Beauty they say, Is in the eye of the beholder, Something only skin deep. But why do those who lack it, Hold their eyes and weep?
Sympathy passes on, into the life of the pained, Lifting its head from the few who pass, Without knowing gain, But why do those who get it, Wish to the skies for more? Life is filled with everything, And everything is beautiful, Life is dealt without sympathy, And sympathy is alone, Wondering, Through black streets, And dark roads, Lying in lonely disarray, While beauty is admired.
Is “beauty in the eye of the beholder” as the common phrase says? Or is beauty objective and determined by fixed rules?
When I hear someone say there are objective standards for beauty I often get the impression that what they really mean is “everyone should agree with my subjective opinion about what is beautiful.” When pressed about these objective standards, most people who claim an objectivity about beauty will point to some cultural standard or some past expression of beauty that they personally find timeless and standard. These are obviously just subjective opinions held by the majority, not a truly objective set of standards.
Is there an objective standard of beauty? Sure: God Himself.
God is the only objective measure of all things. Since nothing is beautiful compared to the perfect God, it can be argued that nothing is truly beautiful. If this is true it can be argued that mankind is incapable of producing anything objectively beautiful. We merely produce ugly things and insist that they be called beautiful.
That view is too pessimistic in my opinion.
God gave mankind a cognizance of beauty, therefore we can find beauty in nature. We know there is beauty because we know that a beautiful God created the universe and imparted beauty to it. Not only can we recognize beauty, we are part of that beauty, because we are made in His image.
If God made all things, does this make all things beautiful? In a sense everything God has made is beautiful. Ecclesiastes 3:11 says “He has made everything beautiful in its time.” There isn’t anything ugly which God has made. So where does ugliness come from?
The simple answer is this: sin.
“How beautiful upon the mountains are the feet of him who brings good news, who publishes peace, who brings good news of happiness, who publishes salvation, who says to Zion, ‘Your God reigns.’” – Isaiah 52:7
Good news is beautiful, the Gospel is beautiful, and news of happiness is beautiful. In a sense beauty is truth: that which corresponds to reality.
Sin both corrupts the beauty of God’s creation and distorts our ability to see it correctly. Sin distorts our mind’s interpretation of reality and therefore our ability to comprehend beauty is corrupt as well. The corruption of our souls often leads us to miss true beauty. Often we instead perceive true ugliness (sin) as beauty.
Does sin destroy our ability to see beauty at all? Some might say that we cannot truly see beauty because of our sin. I think we are capable of seeing beauty, but our minds corrupt and darken the beauty we see (see Romans 1).

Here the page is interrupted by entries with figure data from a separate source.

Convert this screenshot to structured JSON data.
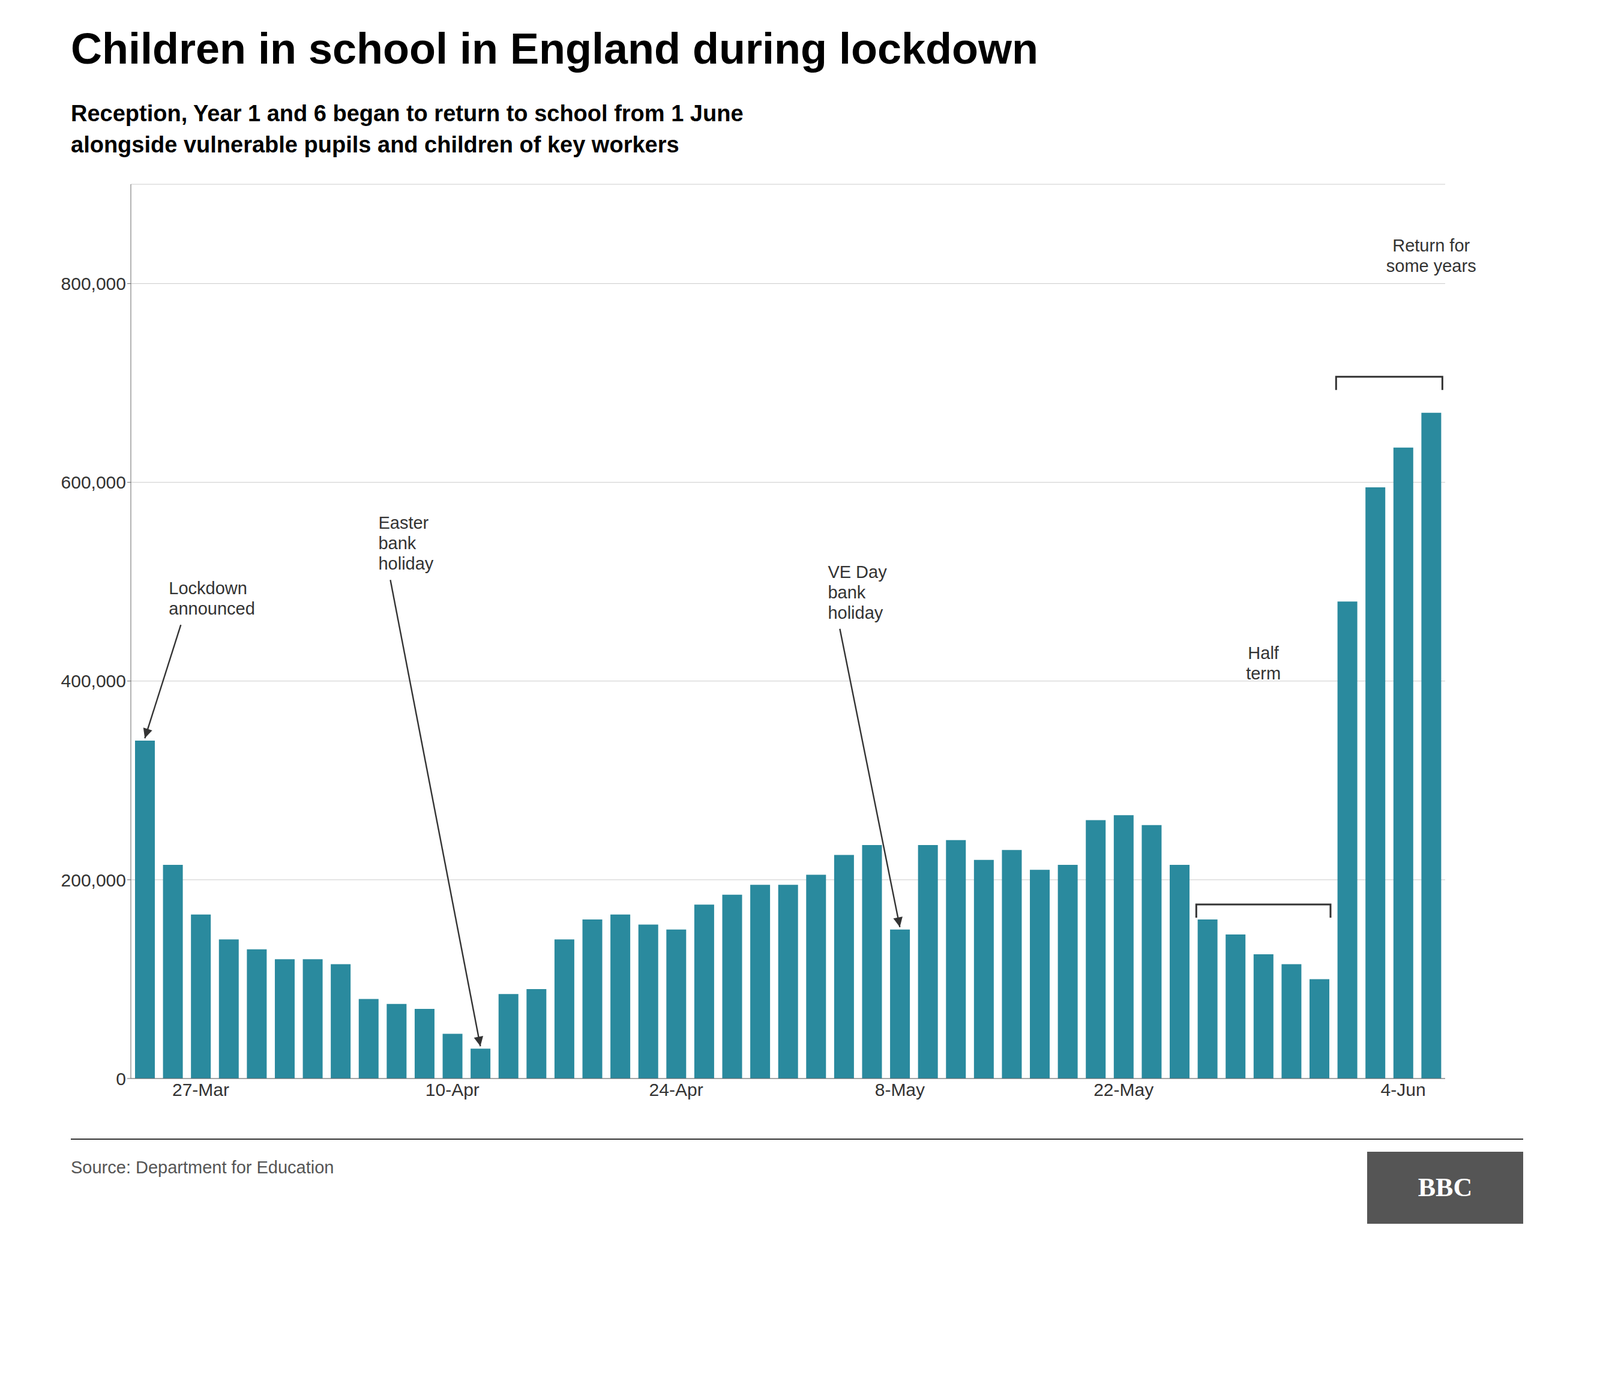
{
  "chart_data": {
    "type": "bar",
    "title": "Children in school in England during lockdown",
    "subtitle": [
      "Reception, Year 1 and 6 began to return to school from 1 June",
      "alongside vulnerable pupils and children of key workers"
    ],
    "source": "Source: Department for Education",
    "logo": "BBC",
    "categories": [
      null,
      null,
      "27-Mar",
      null,
      null,
      null,
      null,
      null,
      null,
      null,
      null,
      "10-Apr",
      null,
      null,
      null,
      null,
      null,
      null,
      null,
      "24-Apr",
      null,
      null,
      null,
      null,
      null,
      null,
      null,
      "8-May",
      null,
      null,
      null,
      null,
      null,
      null,
      null,
      "22-May",
      null,
      null,
      null,
      null,
      null,
      null,
      null,
      null,
      null,
      "4-Jun",
      null
    ],
    "values": [
      340000,
      215000,
      165000,
      140000,
      130000,
      120000,
      120000,
      115000,
      80000,
      75000,
      70000,
      45000,
      30000,
      85000,
      90000,
      140000,
      160000,
      165000,
      155000,
      150000,
      175000,
      185000,
      195000,
      195000,
      205000,
      225000,
      235000,
      150000,
      235000,
      240000,
      220000,
      230000,
      210000,
      215000,
      260000,
      265000,
      255000,
      215000,
      160000,
      145000,
      125000,
      115000,
      100000,
      480000,
      595000,
      635000,
      670000
    ],
    "color": "#2a8a9e",
    "ylim": [
      0,
      900000
    ],
    "yticks": [
      0,
      {
        "value": 200000,
        "label": "200,000"
      },
      {
        "value": 400000,
        "label": "400,000"
      },
      {
        "value": 600000,
        "label": "600,000"
      },
      {
        "value": 800000,
        "label": "800,000"
      }
    ],
    "grid": true,
    "annotations": [
      "Lockdown\nannounced",
      "Easter\nbank\nholiday",
      "VE Day\nbank\nholiday",
      "Half\nterm",
      "Return for\nsome years"
    ]
  }
}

So what is the objective standard, if any, for beauty? I can only define beauty by what it is not. Anything which violates the Holy will of the Holy God is NOT beauty. Sin is not beautiful. Violence, lying, theft, illicit sex, idolatry, covetousness, and blasphemy are not beauty. Anything which is untrue is not beauty.
Objectively speaking then, anything which is not sinful can be considered beautiful.
But what about subjectivity? Is beauty inherent in things or is it “in the eye of the beholder?”
To those with natural senses there are at least two things that I would say are universally considered beautiful: sunrises and stars. No one looks at either and says “that’s ugly!” Other natural wonders could be added to this list, but every other one I can think of may be tainted by cultural perspectives, i.e. the ocean may be beautiful to islanders, but to inland folk it could be considered mysterious and terrifying. Perhaps even these cultural perspectives are tainted by sin (fear).
The common thread through all of these beautiful things, whether they be natural things or Gospel things, is that they all point us to God. So if I was to answer the question “What is the objective standard for beauty?” I would say “That which is truth and that which points to God.”
And to me, that can take many forms.